The Green Bar is a Gold Bar - SSL Can Help You Secure to e Commerce Customers - When is a security certificate not just about encryption? When it’s used as a marketing tool to increase sales on your site.
The Green Bar is a Gold Bar - SSL Can Help You Secure to e Commerce Customers
By theSSLstore
Jul 14, 2011 - 8:07:01 AM
Really,
SSL is as much a credibility tool to enhance online trust as it is software to
scramble transactions and keep sensitive online transactions, such as payments,
free from peering eyes. That payment transaction or collection of whatever
secret data is a confidential message between you and the parties wanting to do
business with your website.
A
major part of online business is ensuring the customer that doing business with
you is safe. You may know who you are and that you are
legitimate, but a customer can’t be expected to hold you in such high regard
from the outset. Given the high rate of Internet-based crime, it’s only natural
to think twice before entering one’s information. I experience that myself
every time I take out my credit card, or consider taking it out, for an online
purchase. Stopping that second-guessing before it begins can go a long way toward
both increasing sales and building comfortable relationships with your
customers.
How to
market SSL? It begins with purchasing a quality certificate.
With
a quality certificate, you can proudly display the certificate authority’s
(CA’s) seal on your site, such as VeriSign or GeoTrust or Thawte.
without a quality brand name, your proud display of the seal will only go so
far. As an example, VeriSign is used by 93% of the Fortune 500. There is a
reason why that name is so trusted. It’s the name chosen more often than any
other by big business -- expensive, but the premium certificate for a reason.
GeoTrust, similarly, according to Alexa-Netcraft, is the
most popular site on the Internet’s top 1 million sites. I suspect that part of
the reason for the success of those businesses and those sites, regarding both
of these big-name certificates, is because they use the big-name certificates.

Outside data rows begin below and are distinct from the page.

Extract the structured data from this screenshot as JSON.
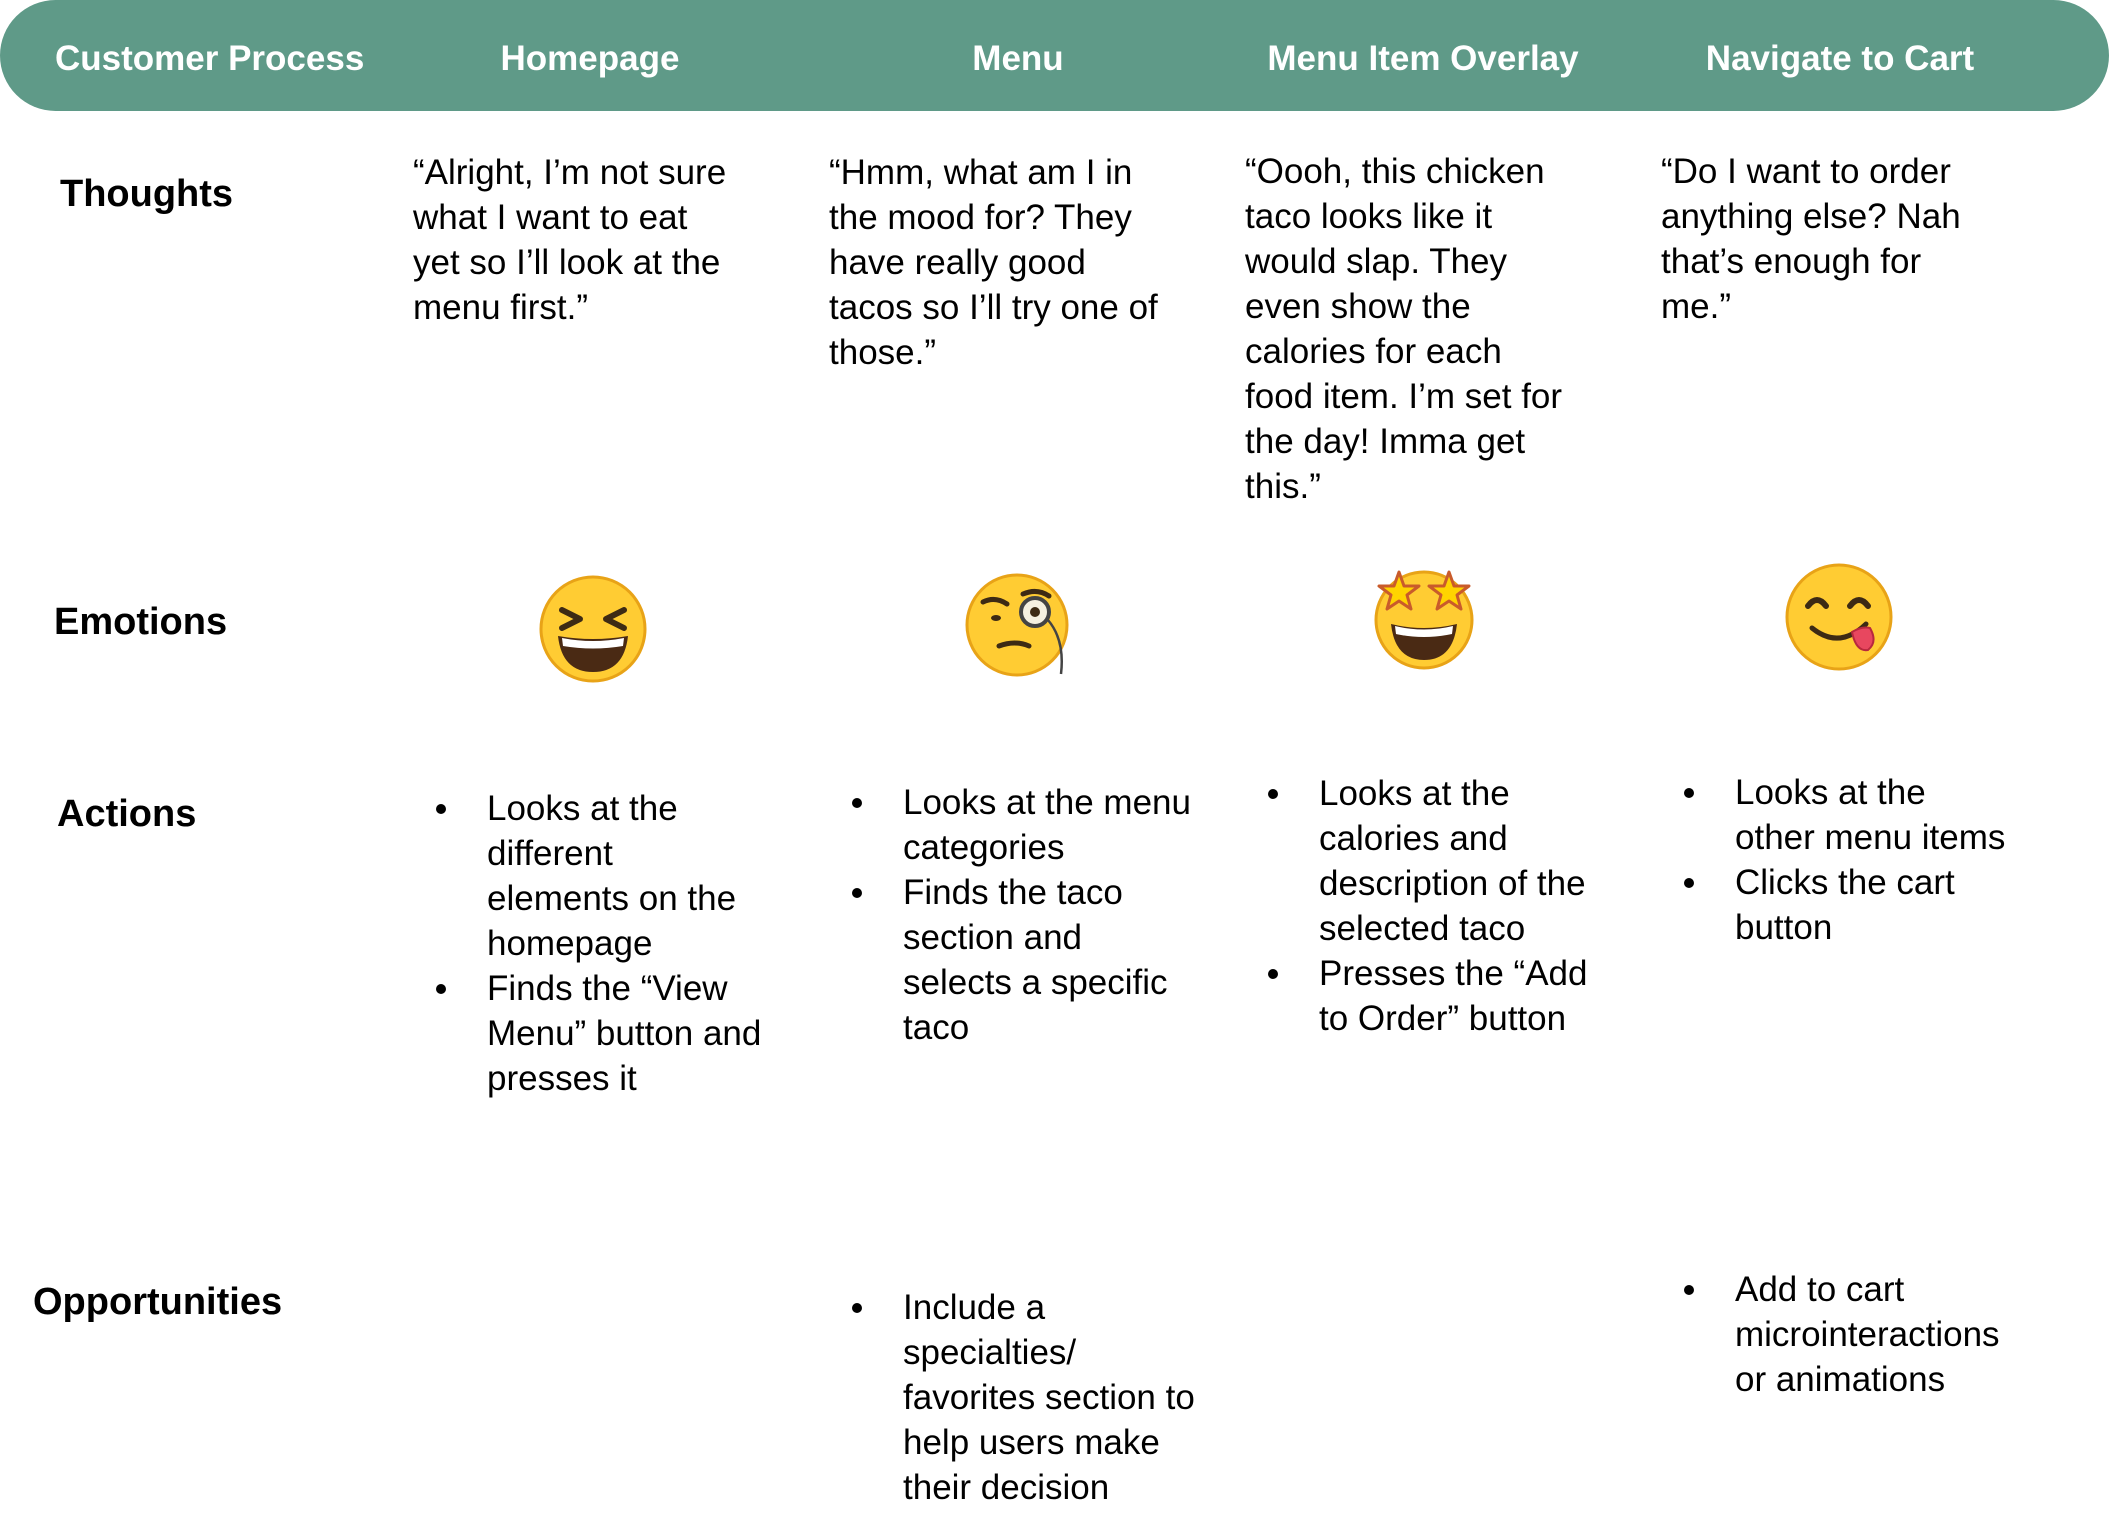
{
  "header": {
    "columns": [
      "Customer Process",
      "Homepage",
      "Menu",
      "Menu Item Overlay",
      "Navigate to Cart"
    ]
  },
  "rows": {
    "thoughts": "Thoughts",
    "emotions": "Emotions",
    "actions": "Actions",
    "opportunities": "Opportunities"
  },
  "thoughts": [
    "“Alright, I’m not sure\nwhat I want to eat\nyet so I’ll look at the\nmenu first.”",
    "“Hmm, what am I in\nthe mood for? They\nhave really good\ntacos so I’ll try one of\nthose.”",
    "“Oooh, this chicken\ntaco looks like it\nwould slap. They\neven show the\ncalories for each\nfood item. I’m set for\nthe day! Imma get\nthis.”",
    "“Do I want to order\nanything else? Nah\nthat’s enough for\nme.”"
  ],
  "emotions": [
    "grinning-squinting-face-icon",
    "face-with-monocle-icon",
    "star-struck-face-icon",
    "face-savoring-food-icon"
  ],
  "actions": [
    [
      "Looks at the\ndifferent\nelements on the\nhomepage",
      "Finds the “View\nMenu” button and\npresses it"
    ],
    [
      "Looks at the menu\ncategories",
      "Finds the taco\nsection and\nselects a specific\ntaco"
    ],
    [
      "Looks at the\ncalories and\ndescription of the\nselected taco",
      "Presses the “Add\nto Order” button"
    ],
    [
      "Looks at the\nother menu items",
      "Clicks the cart\nbutton"
    ]
  ],
  "opportunities": {
    "menu": [
      "Include a\nspecialties/\nfavorites section to\nhelp users make\ntheir decision"
    ],
    "cart": [
      "Add to cart\nmicrointeractions\nor animations"
    ]
  },
  "colors": {
    "header_background": "#5f9a88",
    "header_text": "#ffffff",
    "body_text": "#000000"
  }
}
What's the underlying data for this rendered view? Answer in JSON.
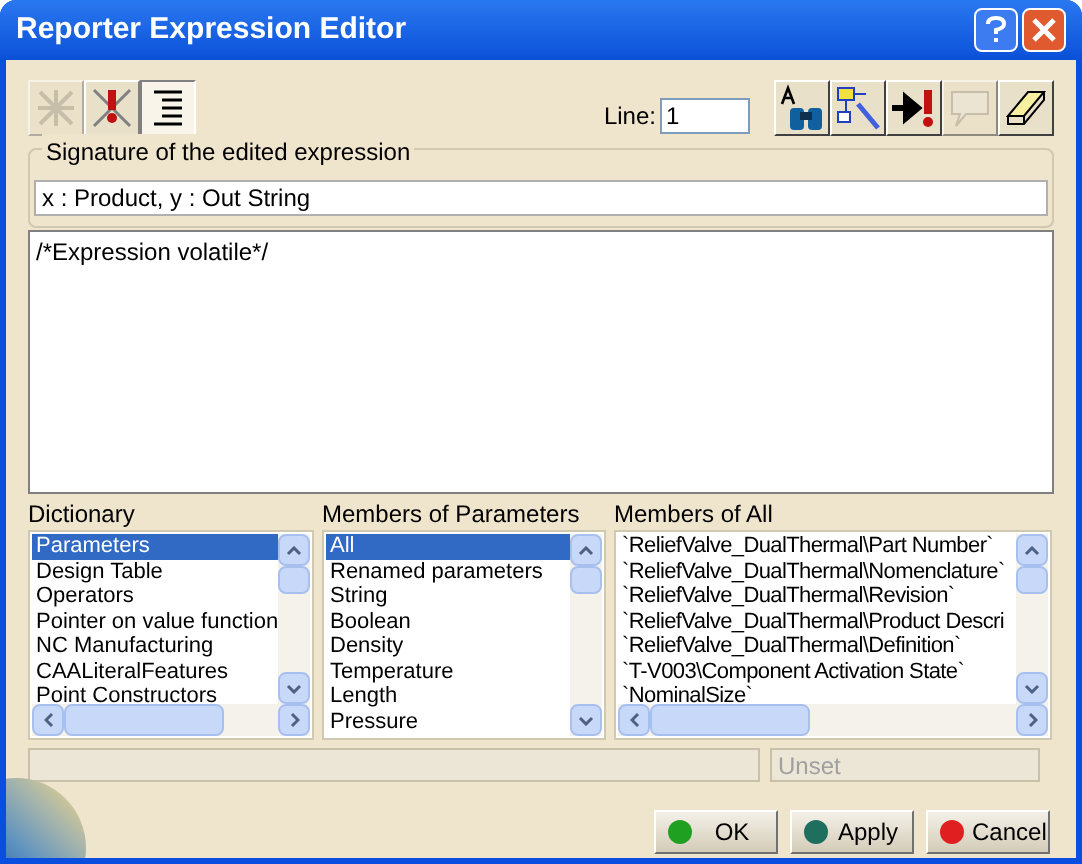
{
  "window": {
    "title": "Reporter Expression Editor"
  },
  "left_tools": [
    {
      "pressed": false,
      "disabled": true
    },
    {
      "pressed": false,
      "disabled": false
    },
    {
      "pressed": true,
      "disabled": false
    }
  ],
  "line": {
    "label": "Line:",
    "value": "1"
  },
  "right_tools": [
    {
      "disabled": false
    },
    {
      "disabled": false
    },
    {
      "disabled": false
    },
    {
      "disabled": true
    },
    {
      "disabled": false
    }
  ],
  "signature": {
    "label": "Signature of the edited expression",
    "value": "x : Product, y : Out String"
  },
  "expression": {
    "value": "/*Expression volatile*/"
  },
  "lists": [
    {
      "title": "Dictionary",
      "items": [
        {
          "text": "Parameters",
          "selected": true
        },
        {
          "text": "Design Table",
          "selected": false
        },
        {
          "text": "Operators",
          "selected": false
        },
        {
          "text": "Pointer on value function",
          "selected": false
        },
        {
          "text": "NC Manufacturing",
          "selected": false
        },
        {
          "text": "CAALiteralFeatures",
          "selected": false
        },
        {
          "text": "Point Constructors",
          "selected": false
        }
      ]
    },
    {
      "title": "Members of Parameters",
      "items": [
        {
          "text": "All",
          "selected": true
        },
        {
          "text": "Renamed parameters",
          "selected": false
        },
        {
          "text": "String",
          "selected": false
        },
        {
          "text": "Boolean",
          "selected": false
        },
        {
          "text": "Density",
          "selected": false
        },
        {
          "text": "Temperature",
          "selected": false
        },
        {
          "text": "Length",
          "selected": false
        },
        {
          "text": "Pressure",
          "selected": false
        }
      ]
    },
    {
      "title": "Members of All",
      "items": [
        {
          "text": "`ReliefValve_DualThermal\\Part Number`",
          "selected": false
        },
        {
          "text": "`ReliefValve_DualThermal\\Nomenclature`",
          "selected": false
        },
        {
          "text": "`ReliefValve_DualThermal\\Revision`",
          "selected": false
        },
        {
          "text": "`ReliefValve_DualThermal\\Product Descri",
          "selected": false
        },
        {
          "text": "`ReliefValve_DualThermal\\Definition`",
          "selected": false
        },
        {
          "text": "`T-V003\\Component Activation State`",
          "selected": false
        },
        {
          "text": "`NominalSize`",
          "selected": false
        }
      ]
    }
  ],
  "status": {
    "value": "Unset"
  },
  "buttons": [
    {
      "label": "OK",
      "color": "#20a020"
    },
    {
      "label": "Apply",
      "color": "#1f6f5f"
    },
    {
      "label": "Cancel",
      "color": "#e02020"
    }
  ]
}
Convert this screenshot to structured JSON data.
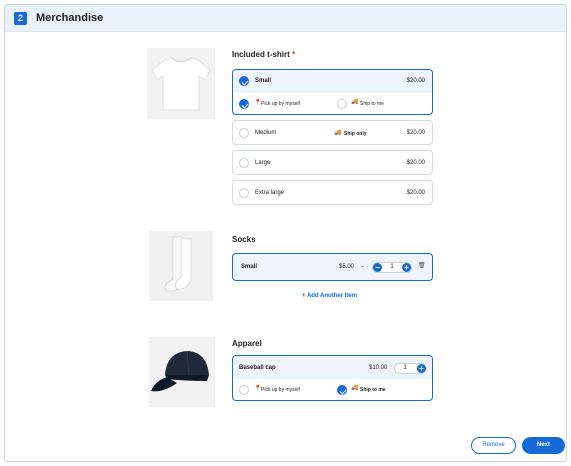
{
  "header": {
    "step": "2",
    "title": "Merchandise"
  },
  "tshirt": {
    "title": "Included t-shirt",
    "required_mark": "*",
    "options": [
      {
        "label": "Small",
        "price": "$20.00",
        "selected": true,
        "fulfillment": {
          "pickup_label": "Pick up by myself",
          "ship_label": "Ship to me",
          "selected": "pickup"
        }
      },
      {
        "label": "Medium",
        "badge": "Ship only",
        "price": "$20.00"
      },
      {
        "label": "Large",
        "price": "$20.00"
      },
      {
        "label": "Extra large",
        "price": "$20.00"
      }
    ]
  },
  "socks": {
    "title": "Socks",
    "item": {
      "label": "Small",
      "price": "$5.00",
      "quantity": "1"
    },
    "add_link": "+ Add Another Item"
  },
  "apparel": {
    "title": "Apparel",
    "item": {
      "label": "Baseball cap",
      "price": "$10.00",
      "quantity": "1",
      "pickup_label": "Pick up by myself",
      "ship_label": "Ship to me",
      "selected": "ship"
    }
  },
  "footer": {
    "remove_label": "Remove",
    "next_label": "Next"
  },
  "colors": {
    "accent": "#1669d6",
    "header_bg": "#e9f1fb",
    "selected_bg": "#eef4fc"
  },
  "icons": [
    "check-icon",
    "location-pin-icon",
    "truck-icon",
    "chevron-down-icon",
    "minus-icon",
    "plus-icon",
    "trash-icon"
  ]
}
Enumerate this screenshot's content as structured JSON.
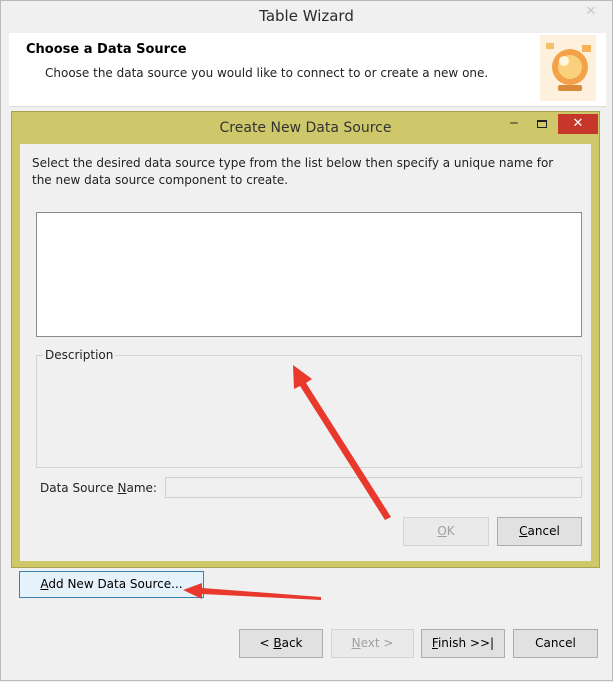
{
  "window": {
    "title": "Table Wizard",
    "close_glyph": "✕"
  },
  "header": {
    "title": "Choose a Data Source",
    "subtitle": "Choose the data source you would like to connect to or create a new one."
  },
  "dialog": {
    "title": "Create New Data Source",
    "minimize_glyph": "‒",
    "close_glyph": "✕",
    "intro": "Select the desired data source type from the list below then specify a unique name for the new data source component to create.",
    "description_label": "Description",
    "name_label_pre": "Data Source ",
    "name_label_mnemonic": "N",
    "name_label_post": "ame:",
    "name_value": "",
    "ok": {
      "mnemonic": "O",
      "rest": "K"
    },
    "cancel": {
      "mnemonic": "C",
      "rest": "ancel"
    }
  },
  "add_button": {
    "pre": "A",
    "rest": "dd New Data Source..."
  },
  "wizard_buttons": {
    "back": {
      "pre": "< ",
      "mnemonic": "B",
      "rest": "ack"
    },
    "next": {
      "mnemonic": "N",
      "rest": "ext >"
    },
    "finish": {
      "mnemonic": "F",
      "rest": "inish >>|"
    },
    "cancel": "Cancel"
  },
  "colors": {
    "dialog_frame": "#cfc86b",
    "close_red": "#c7362a",
    "arrow_red": "#e8392c"
  }
}
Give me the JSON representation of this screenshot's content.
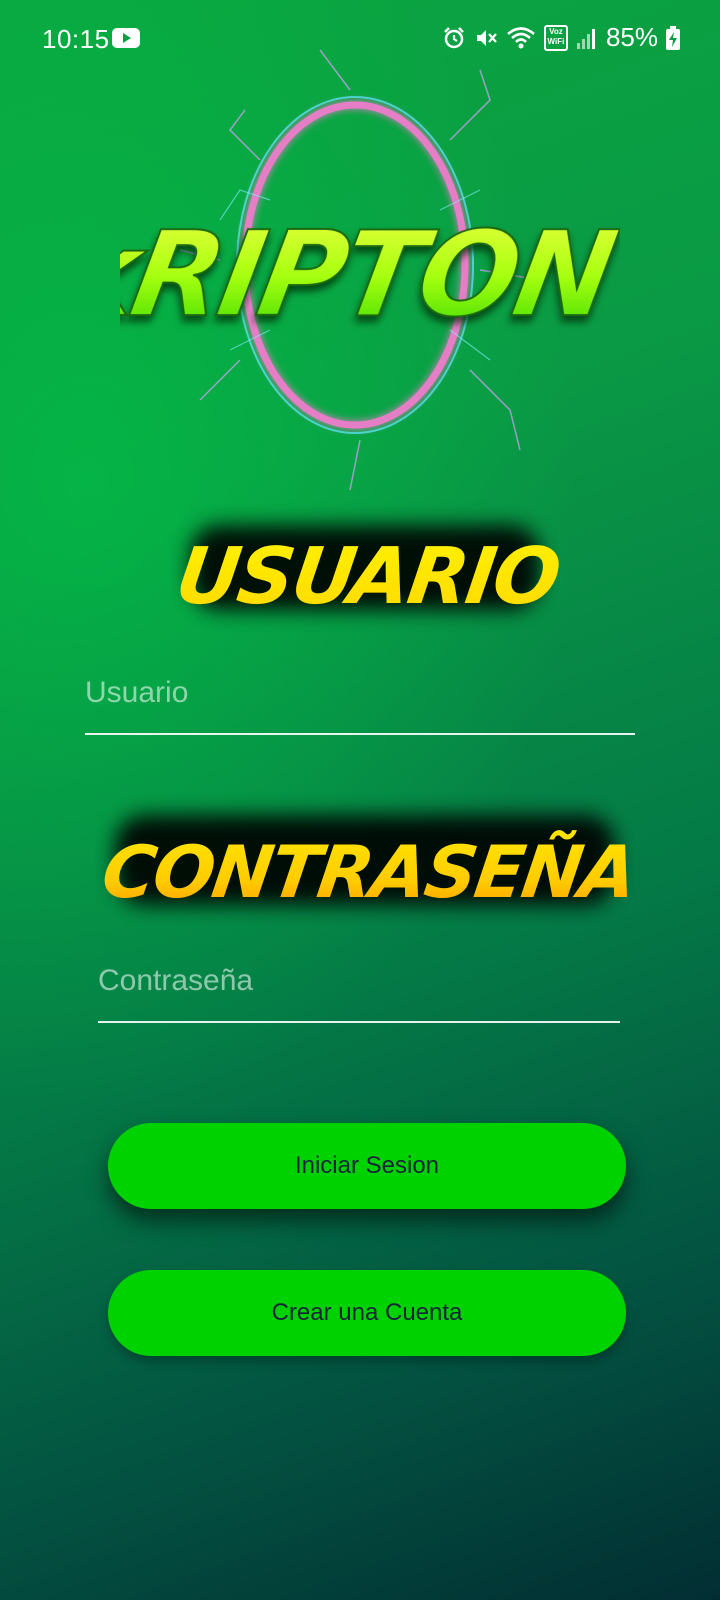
{
  "status_bar": {
    "time": "10:15",
    "battery": "85%",
    "wifi_call_label_top": "Voz",
    "wifi_call_label_bottom": "WiFi",
    "icons": [
      "youtube-icon",
      "alarm-icon",
      "mute-icon",
      "wifi-icon",
      "wifi-calling-icon",
      "signal-icon",
      "battery-charging-icon"
    ]
  },
  "app": {
    "logo_text": "kRIPTON"
  },
  "login_form": {
    "user_heading": "USUARIO",
    "user_placeholder": "Usuario",
    "password_heading": "CONTRASEÑA",
    "password_placeholder": "Contraseña",
    "login_button": "Iniciar Sesion",
    "create_account_button": "Crear una Cuenta"
  },
  "colors": {
    "button_green": "#00d200",
    "button_text": "#17233a",
    "logo_green": "#8cf000",
    "heading_yellow": "#ffe800",
    "ring_pink": "#ff7ad6"
  }
}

Isn’t trust in the security of a site the most key part of convincing online
shoppers to buy from you? If that is the case, suddenly a more expensive
certificate, a good brand name, seems to be a wise investment.
Now
let’s discuss Extended Validation (EV): Our slogan for EV at The SSL Store is
“The Green Bar is a Gold Bar.” This is not just wishful thinking. According to
extensive case studies conducted by VeriSign of all different sizes and types
of businesses, EV has a major impact on revenue. VeriSign’s average findings suggested
an average 20% upswing in revenue after installation of an EV SSL. Common sense
suggests that Amazon can get away without EV, but it is much more important for
smaller sites to show the green bar to customers because they don’t necessarily
trust you yet as they do Amazon.
The
green bar of EV itself is a huge marketing tool. It loudly and
proudly announces credibility to your potential customers. It doesn’t matter if
someone understands the technology or the validation procedures. What the end
user experiences is their browser for some reason telling them that this site
is green-lighted for your interaction? Their experience is a third-party
recommendation, coming from Microsoft or Mozilla or Google, that this site is
doing the right things to protect them, that it’s safe.
As you
may know, Getting EV SSL or Extended Validation SSL can be complicated. Even
Symantec recently had difficulty getting an EV certificate because of
accidental mismatches in public records. In response to this, SSL certificate
companies are doing their best to make the application process clearer and
simpler, so that SSL shoppers don’t get frustrated and choose a less effective
option. Our online module streamlines the EV process and allows you to be
proactive: https://www.thesslstore.com/ev/extended-validation-ev.aspx.
A
final marketing note: You may have noticed the VeriSign logos
next to sites using that brand in Google or Bing. For those two search engines,
Symantec has a browser add-on estimated to exist on 70 million desktops,
Seal-in-Search. It works in tandem with their daily malware scanner. Every site
using VeriSign gets scanned every day (free). Provided malware does not pop up,
you get the VeriSign seal next to your site. If malware is found, you don’t get
punished; they simply remove the VeriSign Trust Seal next to your entry until
the malware is removed (so your entry looks like all the rest for that period).
Again,
VeriSign may look expensive at first glance. But consider TheFind.com’s study
finding that the VeriSign seal increased the click-through from their search
results and average of 18.5%. Imagine how effective it would be to promote your
site’s security via search engine, before the end-user has even reached your
site. This is a world in which Sony, Citibank, and the IMF are being hacked
(prompting the PC World headline, “No End in Sight to Security Horror Shows”).
VeriSign may be worth it.
The main
thrust of this article is that you get what you pay for, because these aren’t
really technology dollars; after all, you can self-sign a certificate that
encrypts. Browsers just won’t trust it, and neither will customers. Both
browsers and customers want a big-name third party to verify you. That’s when
it becomes a marketing decision. Just like any purchase, it’s an investment;
greater SSL expense generates greater results. ROI and SSL: perhaps these
acronyms should be used in the same sentence more often.